If either one of these exchanges hits a major snag, either with a hack or with some kind of internal error, then it could risk losing significant market share to the other. It is good for the market for there to be at least two reliable exchanges. It helps to create a better balance and prevents one exchange from having a complete monopoly on the cryptocurrency market.

It is also extremely likely that the two exchanges will keep thinking of new ways to try to compete with one another. This could be done either through adding more coins, striking new deals, or expanding international operations. There are many different ways that the cryptocurrency exchanges could grow and improve in order to compete.

If you are thinking of starting to invest in cryptocurrencies, or continuing your investing of them, then it may be wise for you to consider opening a trading account on both Gemini and Mt.

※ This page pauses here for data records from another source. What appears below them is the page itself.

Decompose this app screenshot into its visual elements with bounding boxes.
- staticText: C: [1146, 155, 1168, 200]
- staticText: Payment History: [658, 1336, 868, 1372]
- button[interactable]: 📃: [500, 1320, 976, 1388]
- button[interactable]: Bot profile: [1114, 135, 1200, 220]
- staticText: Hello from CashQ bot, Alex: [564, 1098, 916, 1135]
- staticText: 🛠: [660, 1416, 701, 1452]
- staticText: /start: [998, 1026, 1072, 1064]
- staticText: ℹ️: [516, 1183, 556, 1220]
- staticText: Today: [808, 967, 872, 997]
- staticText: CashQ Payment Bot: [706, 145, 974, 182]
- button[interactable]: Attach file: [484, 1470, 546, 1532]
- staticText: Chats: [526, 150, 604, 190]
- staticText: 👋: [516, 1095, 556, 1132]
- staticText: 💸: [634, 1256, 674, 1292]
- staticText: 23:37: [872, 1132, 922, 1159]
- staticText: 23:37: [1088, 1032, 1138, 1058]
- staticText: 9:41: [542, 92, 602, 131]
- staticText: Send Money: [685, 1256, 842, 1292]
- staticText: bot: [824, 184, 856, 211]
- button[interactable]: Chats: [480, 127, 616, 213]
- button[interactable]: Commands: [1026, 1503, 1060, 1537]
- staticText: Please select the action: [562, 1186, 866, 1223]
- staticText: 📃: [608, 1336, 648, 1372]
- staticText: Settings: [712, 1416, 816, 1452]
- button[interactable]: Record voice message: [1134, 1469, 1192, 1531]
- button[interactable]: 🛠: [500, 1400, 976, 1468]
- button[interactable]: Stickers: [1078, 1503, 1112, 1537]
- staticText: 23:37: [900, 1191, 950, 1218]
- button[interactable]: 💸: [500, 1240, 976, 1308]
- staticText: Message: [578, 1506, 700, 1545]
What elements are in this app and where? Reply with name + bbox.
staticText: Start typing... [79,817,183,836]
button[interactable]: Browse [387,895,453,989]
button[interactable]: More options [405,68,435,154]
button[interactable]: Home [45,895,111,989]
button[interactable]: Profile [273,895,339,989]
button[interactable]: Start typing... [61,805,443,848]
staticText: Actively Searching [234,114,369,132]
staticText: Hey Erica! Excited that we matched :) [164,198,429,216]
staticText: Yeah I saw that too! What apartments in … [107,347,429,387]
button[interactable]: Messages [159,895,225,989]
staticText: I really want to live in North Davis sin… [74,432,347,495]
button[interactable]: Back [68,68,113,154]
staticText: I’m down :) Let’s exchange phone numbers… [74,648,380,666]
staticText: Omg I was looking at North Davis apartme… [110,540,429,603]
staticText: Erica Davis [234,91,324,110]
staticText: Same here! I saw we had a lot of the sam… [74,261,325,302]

Gox. This way, you can get the best of both worlds by getting the lower fees of Gemini, but the cleaner and friendlier user interface of Coinbase.

You would also have the opportunity to get the great customer service offered by each exchange. Plus, if you have an account on each exchange, it helps to diversify your risk if you are worried about hacks or security breaches. Whichever exchange you choose, if you choose Gemini or Coinbase, you are likely going to be very satisfied.